LANCASTER, Pa. — More trains plus faster trains continues to equal more riders at the Lancaster Amtrak station.

Amtrak ridership here exceeded 500,000 for the first time ever in the latest fiscal year, the state Department of Transportation announced Monday.

Ridership at the Lancaster Amtrak station hit a record 500,282 for the fiscal year that ended June 30, according to PennDOT.

That was up 1.8 percent from 491,384 in the prior fiscal year.

It also marked the eighth consecutive annual increase in ridership here, though the margins have gotten much narrower.

The Lancaster station is on Amtrak’s “Keystone Corridor,” the Harrisburg-Philadelphia line which also had a record year — 5.4 million riders.

PennDOT spokeswoman Erin Waters said the new statistics show a recent major upgrade of the corridor still is yielding benefits.

PennDOT, Amtrak and the Federal Transit Administration completed a $145 million overall of the line in 2006.

The six-year project added a third more trains, smoothed the ride and cut travel times without boosting fares.

The timing of the project couldn’t have been better.

After Amtrak service was improved, she said, traffic congestion worsened and gas prices rose.

That combination of factors has prompted more people to give the train a try, she said.

The Lancaster Amtrak station’s latest ridership is 35.9 percent above the 368,076 riders who traveled by train the year before the project’s completion.

“People are looking for alternatives,” Waters said.

Yet the rate of growth in ridership is slowing.

In the first two years following the upgrade, ridership at the Lancaster Amtrak station rose by more than 50,000 annually.

The latest rise at the McGovern Avenue station is a mere 9,000, perhaps a sign that the recession is restraining Amtrak’s progress.

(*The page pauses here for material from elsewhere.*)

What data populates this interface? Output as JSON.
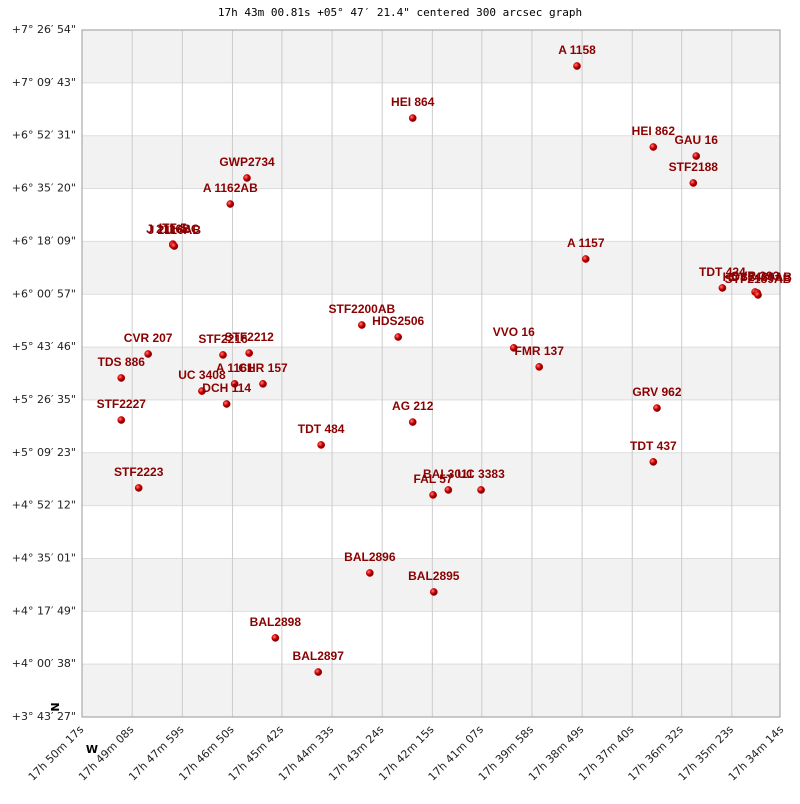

Ridership at a station (or on the corridor) is defined as the number of people who board a train there plus the number who disembark there.

Mass-transit advocates are hoping that another major construction project invigorates the fading growth in ridership here.

That project is the $12 million renovation of the Lancaster Amtrak station, now under way.

The 81-year-old station is getting more parking and better passenger dropoff and pickup points, among other improvements.

Completion is set for September 2011.

Also sure to influence local ridership are two changes made by Amtrak in July to its local service.

The passenger rail service gave back nearly all of the savings in time achieved in 2006, but eliminated its higher midday fares.

Amtrak’s speediest trip between Lancaster and Philadelphia was slowed to 73 minutes from 63 minutes, effective last month.

Before the improvements enacted in the 2006 project, the Lancaster-Philadelphia ride lasted 76 minutes, according to newspaper files.

However, Amtrak also simplified its fare structure. It extended lower early-morning fares to throughout the day, eliminating higher midday fares.